Беженцам приходилось передавать из рук в руки одну и ту же банкноту в тысячу франков, чтобы предъявить ее на французской таможне в подтверждение платежеспособности и получить право на въезд. Правда, Герта и Руфь не были такими уж беззащитными. Молодые и симпатичные, окруженные друзьями, со знанием иностранных языков и умением подать себя.
– Тебе подходящего кавалера не хватает, – сказала Руфь, прикуривая и давая таким образом понять, что хочет сменить тему. – Будь у тебя парень, тут же расхотелось бы усложнять себе жизнь. Ты не умеешь быть одна, Герта, признай это. Отсюда и завиральные идеи.
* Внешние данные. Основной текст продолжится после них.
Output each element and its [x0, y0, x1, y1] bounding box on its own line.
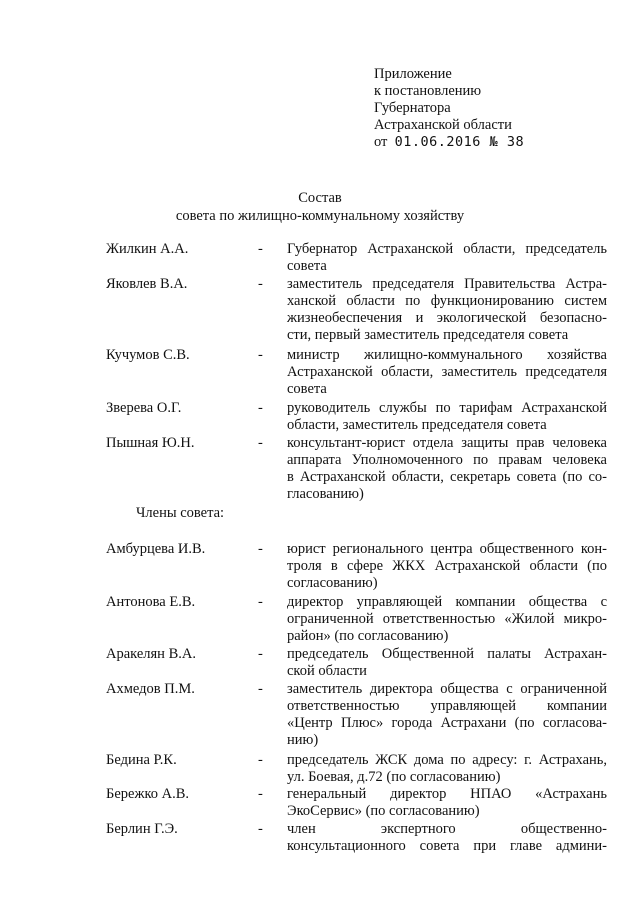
role-line: министр жилищно-коммунального хозяйства	[287, 347, 607, 363]
person-name: Аракелян В.А.	[106, 646, 196, 662]
dash: -	[258, 646, 263, 662]
person-role	[287, 347, 607, 398]
person-role	[287, 435, 607, 503]
role-line: ул. Боевая, д.72 (по согласованию)	[287, 769, 501, 785]
annex-block	[374, 66, 524, 151]
person-role	[287, 276, 607, 344]
dash: -	[258, 241, 263, 257]
annex-date	[374, 134, 524, 151]
role-line: заместитель директора общества с ограниченной	[287, 681, 607, 697]
person-name: Амбурцева И.В.	[106, 541, 206, 557]
role-line: в Астраханской области, секретарь совета (по со-	[287, 469, 607, 485]
person-role	[287, 541, 607, 592]
role-line: консультант-юрист отдела защиты прав человека	[287, 435, 607, 451]
role-line: ограниченной ответственностью «Жилой микро-	[287, 611, 607, 627]
person-role	[287, 681, 607, 749]
dash: -	[258, 821, 263, 837]
person-role	[287, 594, 607, 645]
annex-line: Губернатора	[374, 100, 451, 116]
date-prefix: от	[374, 134, 388, 150]
person-name: Антонова Е.В.	[106, 594, 196, 610]
person-name: Жилкин А.А.	[106, 241, 189, 257]
person-role	[287, 821, 607, 855]
person-role	[287, 241, 607, 275]
role-line: жизнеобеспечения и экологической безопасно-	[287, 310, 607, 326]
person-name: Ахмедов П.М.	[106, 681, 195, 697]
annex-line: Астраханской области	[374, 117, 512, 133]
person-role	[287, 752, 607, 786]
members-title: Члены совета:	[136, 505, 225, 521]
person-name: Пышная Ю.Н.	[106, 435, 195, 451]
role-line: «Центр Плюс» города Астрахани (по согласова-	[287, 715, 607, 731]
role-line: руководитель службы по тарифам Астраханской	[287, 400, 607, 416]
person-name: Зверева О.Г.	[106, 400, 182, 416]
role-line: гласованию)	[287, 486, 364, 502]
role-line: юрист регионального центра общественного кон-	[287, 541, 607, 557]
dash: -	[258, 752, 263, 768]
person-name: Бедина Р.К.	[106, 752, 177, 768]
heading-title: Состав	[298, 190, 342, 206]
role-line: заместитель председателя Правительства Астра-	[287, 276, 607, 292]
role-line: Астраханской области, заместитель председателя	[287, 364, 607, 380]
role-line: ЭкоСервис» (по согласованию)	[287, 803, 480, 819]
role-line: директор управляющей компании общества с	[287, 594, 607, 610]
dash: -	[258, 400, 263, 416]
role-line: совета	[287, 258, 327, 274]
dash: -	[258, 541, 263, 557]
annex-line: Приложение	[374, 66, 452, 82]
role-line: ской области	[287, 663, 367, 679]
role-line: нию)	[287, 732, 319, 748]
role-line: совета	[287, 381, 327, 397]
person-role	[287, 786, 607, 820]
role-line: Губернатор Астраханской области, председатель	[287, 241, 607, 257]
heading-subtitle: совета по жилищно-коммунальному хозяйству	[175, 208, 465, 224]
dash: -	[258, 435, 263, 451]
person-role	[287, 400, 607, 434]
role-line: район» (по согласованию)	[287, 628, 449, 644]
role-line: ханской области по функционированию систем	[287, 293, 607, 309]
role-line: председатель ЖСК дома по адресу: г. Астрахань,	[287, 752, 607, 768]
role-line: председатель Общественной палаты Астрахан-	[287, 646, 607, 662]
role-line: ответственностью управляющей компании	[287, 698, 607, 714]
person-role	[287, 646, 607, 680]
person-name: Бережко А.В.	[106, 786, 190, 802]
dash: -	[258, 347, 263, 363]
dash: -	[258, 681, 263, 697]
role-line: троля в сфере ЖКХ Астраханской области (по	[287, 558, 607, 574]
person-name: Берлин Г.Э.	[106, 821, 178, 837]
role-line: генеральный директор НПАО «Астрахань	[287, 786, 607, 802]
role-line: консультационного совета при главе админи-	[287, 838, 607, 854]
role-line: аппарата Уполномоченного по правам человека	[287, 452, 607, 468]
person-name: Яковлев В.А.	[106, 276, 188, 292]
role-line: член экспертного общественно-	[287, 821, 607, 837]
dash: -	[258, 786, 263, 802]
person-name: Кучумов С.В.	[106, 347, 190, 363]
role-line: согласованию)	[287, 575, 378, 591]
role-line: сти, первый заместитель председателя совета	[287, 327, 569, 343]
dash: -	[258, 594, 263, 610]
role-line: области, заместитель председателя совета	[287, 417, 547, 433]
dash: -	[258, 276, 263, 292]
document-heading	[0, 189, 640, 225]
annex-line: к постановлению	[374, 83, 482, 99]
date-stamp: 01.06.2016 № 38	[394, 134, 525, 150]
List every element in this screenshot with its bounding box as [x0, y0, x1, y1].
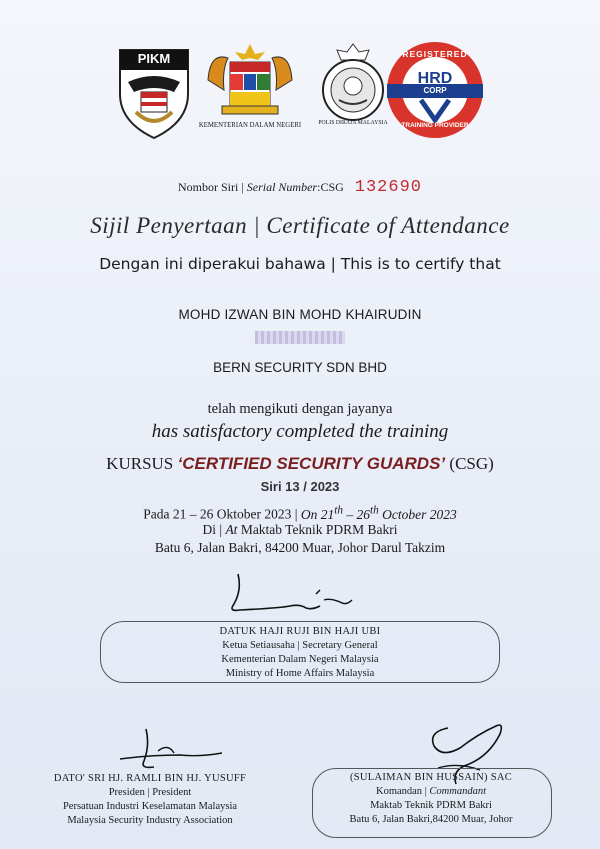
pdrm-emblem [317, 42, 389, 139]
hrd-provider-text: TRAINING PROVIDER [401, 122, 469, 129]
signatory-2-block [20, 772, 280, 828]
signature-2 [110, 725, 230, 773]
hrd-corp-badge [385, 40, 485, 145]
serial-label-ms: Nombor Siri [178, 180, 239, 194]
venue-address: Batu 6, Jalan Bakri, 84200 Muar, Johor Darul Takzim [154, 540, 446, 555]
signatory-3-block [312, 771, 550, 827]
signatory-2-org-ms: Persatuan Industri Keselamatan Malaysia [62, 801, 238, 812]
course-dates: Pada 21 – 26 Oktober 2023 | On 21th – 26th October 2023 [143, 504, 457, 522]
date-en: On 21th – 26th October 2023 [300, 504, 457, 522]
completion-text-en: has satisfactory completed the training [151, 421, 449, 442]
title-en: Certificate of Attendance [266, 213, 510, 238]
signatory-1-block [100, 625, 500, 681]
redacted-id-number [255, 331, 345, 344]
date-ms: Pada 21 – 26 Oktober 2023 [143, 506, 292, 522]
signatory-2-title: Presiden | President [108, 787, 192, 798]
hrd-brand-text: HRD [417, 70, 453, 87]
venue-name: Maktab Teknik PDRM Bakri [240, 522, 398, 537]
course-title [0, 454, 600, 474]
venue-en: At [225, 522, 238, 537]
recipient-company: BERN SECURITY SDN BHD [213, 360, 387, 375]
hrd-registered-text: REGISTERED [402, 49, 468, 59]
signatory-3-title: Komandan | Commandant [375, 786, 487, 797]
signatory-2-name: DATO' SRI HJ. RAMLI BIN HJ. YUSUFF [53, 773, 247, 784]
signatory-1-name: DATUK HAJI RUJI BIN HAJI UBI [219, 626, 381, 637]
completion-text-ms: telah mengikuti dengan jayanya [207, 401, 393, 417]
certify-statement: Dengan ini diperakui bahawa | This is to certify that [99, 255, 501, 273]
recipient-name: MOHD IZWAN BIN MOHD KHAIRUDIN [178, 307, 422, 322]
signatory-3-address: Batu 6, Jalan Bakri,84200 Muar, Johor [349, 814, 513, 825]
signatory-1-org-en: Ministry of Home Affairs Malaysia [225, 668, 375, 679]
signatory-3-name: (SULAIMAN BIN HUSSAIN) SAC [349, 772, 513, 783]
signatory-1-title: Ketua Setiausaha | Secretary General [222, 640, 378, 651]
jata-negara-emblem [198, 40, 302, 129]
hrd-corp-text: CORP [423, 86, 447, 95]
serial-number-value: 132690 [354, 178, 422, 197]
serial-label-en: Serial Number [246, 180, 318, 194]
signatory-2-org-en: Malaysia Security Industry Association [67, 815, 233, 826]
title-ms: Sijil Penyertaan [90, 213, 248, 238]
serial-number-row: Nombor Siri | Serial Number:CSG 132690 [178, 178, 422, 197]
pikm-logo [114, 42, 194, 147]
serial-prefix: CSG [320, 180, 344, 194]
course-code: (CSG) [449, 454, 494, 473]
pdrm-caption: POLIS DIRAJA MALAYSIA [318, 120, 388, 126]
signature-1 [220, 570, 370, 620]
ministry-caption: KEMENTERIAN DALAM NEGERI [198, 122, 302, 129]
signatory-1-org-ms: Kementerian Dalam Negeri Malaysia [221, 654, 379, 665]
signatory-3-org: Maktab Teknik PDRM Bakri [370, 800, 492, 811]
course-venue: Di | At Maktab Teknik PDRM Bakri [202, 522, 398, 537]
course-series: Siri 13 / 2023 [260, 479, 340, 494]
course-prefix: KURSUS [106, 454, 174, 473]
certificate-title: Sijil Penyertaan | Certificate of Attendance [90, 213, 510, 238]
venue-ms: Di [202, 522, 216, 537]
pikm-logo-text: PIKM [137, 51, 171, 66]
course-name: ‘CERTIFIED SECURITY GUARDS’ [177, 454, 446, 473]
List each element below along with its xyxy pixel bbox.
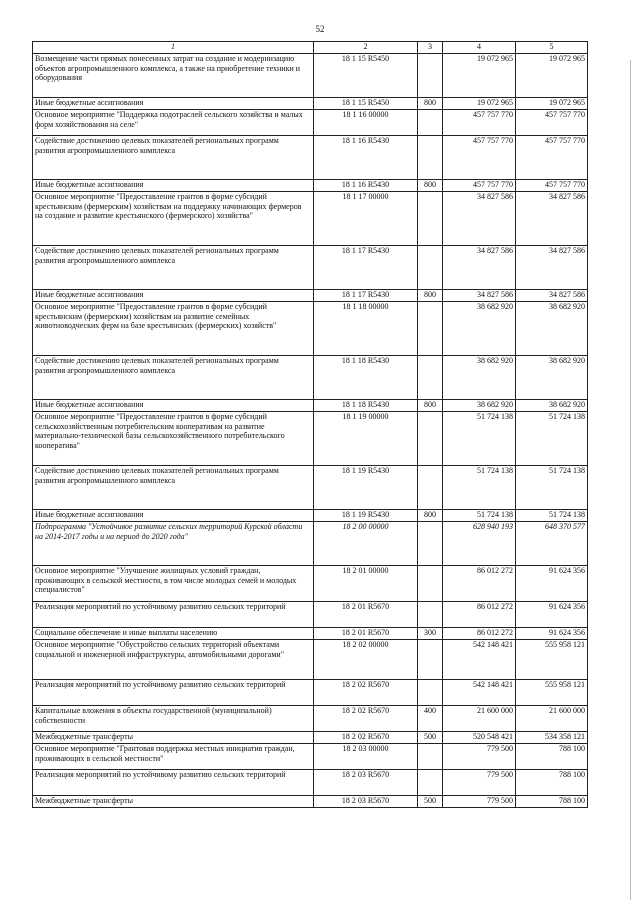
header-col-3: 3 <box>418 42 443 54</box>
row-value-1: 542 148 421 <box>443 680 516 706</box>
table-row <box>33 136 588 180</box>
table-row <box>33 510 588 522</box>
row-value-1: 34 827 586 <box>443 246 516 290</box>
row-value-1: 86 012 272 <box>443 566 516 602</box>
row-name: Содействие достижению целевых показателей региональных программ развития агропромышленного комплекса <box>33 356 314 400</box>
table-row <box>33 522 588 566</box>
row-value-1: 457 757 770 <box>443 180 516 192</box>
row-name: Основное мероприятие "Поддержка подотраслей сельского хозяйства и малых форм хозяйствования на селе" <box>33 110 314 136</box>
row-code: 18 1 18 00000 <box>314 302 418 356</box>
row-type: 800 <box>418 290 443 302</box>
row-type: 400 <box>418 706 443 732</box>
row-type: 800 <box>418 510 443 522</box>
row-type <box>418 136 443 180</box>
row-name: Содействие достижению целевых показателей региональных программ развития агропромышленного комплекса <box>33 246 314 290</box>
table-row <box>33 466 588 510</box>
header-row <box>33 42 588 54</box>
header-col-1: 1 <box>33 42 314 54</box>
table-row <box>33 770 588 796</box>
row-value-1: 34 827 586 <box>443 192 516 246</box>
row-value-2: 34 827 586 <box>516 192 588 246</box>
row-type <box>418 246 443 290</box>
row-name: Основное мероприятие "Улучшение жилищных условий граждан, проживающих в сельской местности, в том числе молодых семей и молодых специалистов" <box>33 566 314 602</box>
row-value-1: 51 724 138 <box>443 412 516 466</box>
header-col-2: 2 <box>314 42 418 54</box>
table-row <box>33 110 588 136</box>
table-row <box>33 180 588 192</box>
row-code: 18 1 17 00000 <box>314 192 418 246</box>
row-code: 18 1 19 00000 <box>314 412 418 466</box>
row-value-2: 34 827 586 <box>516 246 588 290</box>
row-value-1: 779 500 <box>443 770 516 796</box>
row-value-1: 51 724 138 <box>443 466 516 510</box>
table-row <box>33 98 588 110</box>
row-type: 300 <box>418 628 443 640</box>
row-value-2: 38 682 920 <box>516 400 588 412</box>
row-value-2: 534 358 121 <box>516 732 588 744</box>
row-name: Содействие достижению целевых показателей региональных программ развития агропромышленного комплекса <box>33 136 314 180</box>
row-code: 18 1 16 R5430 <box>314 136 418 180</box>
row-value-2: 457 757 770 <box>516 110 588 136</box>
row-type <box>418 680 443 706</box>
table-row <box>33 290 588 302</box>
row-name: Реализация мероприятий по устойчивому развитию сельских территорий <box>33 602 314 628</box>
row-name: Содействие достижению целевых показателей региональных программ развития агропромышленного комплекса <box>33 466 314 510</box>
row-code: 18 1 17 R5430 <box>314 290 418 302</box>
row-value-1: 542 148 421 <box>443 640 516 680</box>
table-row <box>33 744 588 770</box>
row-type <box>418 770 443 796</box>
row-code: 18 1 18 R5430 <box>314 356 418 400</box>
row-type <box>418 302 443 356</box>
row-value-2: 51 724 138 <box>516 466 588 510</box>
table-row <box>33 192 588 246</box>
row-name: Иные бюджетные ассигнования <box>33 510 314 522</box>
table-row <box>33 706 588 732</box>
row-value-2: 51 724 138 <box>516 510 588 522</box>
row-name: Межбюджетные трансферты <box>33 732 314 744</box>
row-name: Капитальные вложения в объекты государственной (муниципальной) собственности <box>33 706 314 732</box>
row-value-2: 788 100 <box>516 744 588 770</box>
row-name: Иные бюджетные ассигнования <box>33 290 314 302</box>
row-value-2: 457 757 770 <box>516 180 588 192</box>
row-code: 18 1 19 R5430 <box>314 466 418 510</box>
row-code: 18 2 03 00000 <box>314 744 418 770</box>
table-row <box>33 640 588 680</box>
row-value-1: 86 012 272 <box>443 628 516 640</box>
row-type: 800 <box>418 180 443 192</box>
table-row <box>33 400 588 412</box>
row-value-1: 51 724 138 <box>443 510 516 522</box>
scan-edge-line <box>630 60 631 900</box>
row-code: 18 2 01 R5670 <box>314 628 418 640</box>
table-row <box>33 602 588 628</box>
row-value-2: 51 724 138 <box>516 412 588 466</box>
row-value-1: 628 940 193 <box>443 522 516 566</box>
table-row <box>33 796 588 808</box>
row-code: 18 2 03 R5670 <box>314 770 418 796</box>
row-name: Основное мероприятие "Предоставление грантов в форме субсидий крестьянским (фермерским) хозяйствам на развитие семейных животноводческих ферм на базе крестьянских (фермерских) хозяйств" <box>33 302 314 356</box>
row-name: Основное мероприятие "Обустройство сельских территорий объектами социальной и инженерной инфраструктуры, автомобильными дорогами" <box>33 640 314 680</box>
row-type: 800 <box>418 400 443 412</box>
row-name: Основное мероприятие "Предоставление грантов в форме субсидий сельскохозяйственным потребительским кооперативам на развитие материально-технической базы сельскохозяйственного потребительского кооператива" <box>33 412 314 466</box>
row-value-2: 788 100 <box>516 770 588 796</box>
table-row <box>33 302 588 356</box>
row-value-1: 779 500 <box>443 744 516 770</box>
row-value-2: 648 370 577 <box>516 522 588 566</box>
row-value-2: 788 100 <box>516 796 588 808</box>
table-row <box>33 412 588 466</box>
row-code: 18 2 02 R5670 <box>314 732 418 744</box>
row-code: 18 2 02 R5670 <box>314 706 418 732</box>
row-name: Иные бюджетные ассигнования <box>33 98 314 110</box>
row-name: Подпрограмма "Устойчивое развитие сельских территорий Курской области на 2014-2017 годы и на период до 2020 года" <box>33 522 314 566</box>
row-type <box>418 192 443 246</box>
row-value-1: 86 012 272 <box>443 602 516 628</box>
row-name: Иные бюджетные ассигнования <box>33 180 314 192</box>
row-value-1: 520 548 421 <box>443 732 516 744</box>
row-type <box>418 110 443 136</box>
row-code: 18 1 16 R5430 <box>314 180 418 192</box>
row-code: 18 1 19 R5430 <box>314 510 418 522</box>
row-type <box>418 640 443 680</box>
row-value-2: 19 072 965 <box>516 98 588 110</box>
row-type <box>418 566 443 602</box>
page-number: 52 <box>315 24 325 34</box>
table-row <box>33 628 588 640</box>
row-code: 18 2 00 00000 <box>314 522 418 566</box>
row-name: Социальное обеспечение и иные выплаты населению <box>33 628 314 640</box>
row-value-2: 38 682 920 <box>516 302 588 356</box>
row-value-2: 38 682 920 <box>516 356 588 400</box>
row-name: Иные бюджетные ассигнования <box>33 400 314 412</box>
row-value-1: 38 682 920 <box>443 302 516 356</box>
row-type: 800 <box>418 98 443 110</box>
budget-table <box>32 41 588 808</box>
row-code: 18 2 01 00000 <box>314 566 418 602</box>
row-code: 18 2 03 R5670 <box>314 796 418 808</box>
table-row <box>33 566 588 602</box>
row-name: Реализация мероприятий по устойчивому развитию сельских территорий <box>33 770 314 796</box>
header-col-4: 4 <box>443 42 516 54</box>
row-value-2: 91 624 356 <box>516 602 588 628</box>
row-value-1: 34 827 586 <box>443 290 516 302</box>
row-value-1: 457 757 770 <box>443 110 516 136</box>
row-code: 18 1 16 00000 <box>314 110 418 136</box>
row-type <box>418 54 443 98</box>
row-code: 18 1 18 R5430 <box>314 400 418 412</box>
row-value-2: 91 624 356 <box>516 566 588 602</box>
row-type <box>418 466 443 510</box>
row-value-1: 457 757 770 <box>443 136 516 180</box>
row-type: 500 <box>418 796 443 808</box>
row-type <box>418 522 443 566</box>
row-value-1: 38 682 920 <box>443 356 516 400</box>
row-value-1: 779 500 <box>443 796 516 808</box>
row-value-2: 457 757 770 <box>516 136 588 180</box>
row-value-2: 21 600 000 <box>516 706 588 732</box>
row-code: 18 2 01 R5670 <box>314 602 418 628</box>
row-value-2: 555 958 121 <box>516 640 588 680</box>
row-code: 18 1 15 R5450 <box>314 98 418 110</box>
row-name: Реализация мероприятий по устойчивому развитию сельских территорий <box>33 680 314 706</box>
header-col-5: 5 <box>516 42 588 54</box>
row-type <box>418 602 443 628</box>
row-code: 18 2 02 00000 <box>314 640 418 680</box>
table-row <box>33 54 588 98</box>
row-value-1: 21 600 000 <box>443 706 516 732</box>
row-type <box>418 356 443 400</box>
row-name: Основное мероприятие "Предоставление грантов в форме субсидий крестьянским (фермерским) хозяйствам на поддержку начинающих фермеров на создание и развитие крестьянского (фермерского) хозяйства" <box>33 192 314 246</box>
row-value-2: 555 958 121 <box>516 680 588 706</box>
row-code: 18 1 15 R5450 <box>314 54 418 98</box>
row-name: Возмещение части прямых понесенных затрат на создание и модернизацию объектов агропромышленного комплекса, а также на приобретение техники и оборудования <box>33 54 314 98</box>
table-row <box>33 356 588 400</box>
row-name: Основное мероприятие "Грантовая поддержка местных инициатив граждан, проживающих в сельской местности" <box>33 744 314 770</box>
row-type: 500 <box>418 732 443 744</box>
row-type <box>418 412 443 466</box>
row-value-2: 91 624 356 <box>516 628 588 640</box>
row-type <box>418 744 443 770</box>
row-value-2: 34 827 586 <box>516 290 588 302</box>
row-code: 18 2 02 R5670 <box>314 680 418 706</box>
row-value-1: 38 682 920 <box>443 400 516 412</box>
table-row <box>33 246 588 290</box>
row-value-1: 19 072 965 <box>443 54 516 98</box>
row-value-1: 19 072 965 <box>443 98 516 110</box>
table-row <box>33 732 588 744</box>
row-code: 18 1 17 R5430 <box>314 246 418 290</box>
table-row <box>33 680 588 706</box>
row-value-2: 19 072 965 <box>516 54 588 98</box>
row-name: Межбюджетные трансферты <box>33 796 314 808</box>
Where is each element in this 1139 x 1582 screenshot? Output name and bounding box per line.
– Я не одна. У меня есть Георгий.
– Георгий слишком далеко. – Руфь снова взглянула на нее слегка осуждающе. Вечно она была для Герты нянькой, и не потому, что старше на несколько лет, а просто так сложилось. И вот теперь Руфь переживала, что Герта опять влипнет в историю, и старалась не допустить этого, не понимая, что иногда судьба путает все карты, бывает, бежишь от собаки и – прямо в лапы волку. То, чего не ждешь, происходит легко, внезапно, как будто могло и не произойти. Встреча случается, письмо приходит. Все наступает в свой черед. Даже смерть, но ее еще надо научиться ждать. – Сегодня я познакомилась с одним венгром, почти сумасшедшим, – добавила она, заговорщически подмигнув. – Он хочет меня сфотографировать. Говорит, ему нужна блондинка для рекламной кампании. Представляешь, шведская страховая фирма… – и улыбнулась чуть насмешливо, но и гордо. Руфь действительно очень подходила для рекламных снимков. Румяная, пышущая здоровьем, со светлыми густыми волосами до плеч, косой пробор слева с элегантным завитком на лбу – в общем, вылитая киноактриса. Терта, стриженная под мальчика, скуластая, с озорными искрами в золотисто-зеленоватых глазах, выглядела рядом с ней всего лишь девушкой, которая «тоже по-своему хороша».
Сейчас обе от души хохотали, откинувшись на спинки плетеных кресел. Именно за это Терта больше всего ценила свою подругу: за умение во всем видеть смешную сторону, за то, что та знала, как развеселить ее, отвлечь от мрачных раздумий.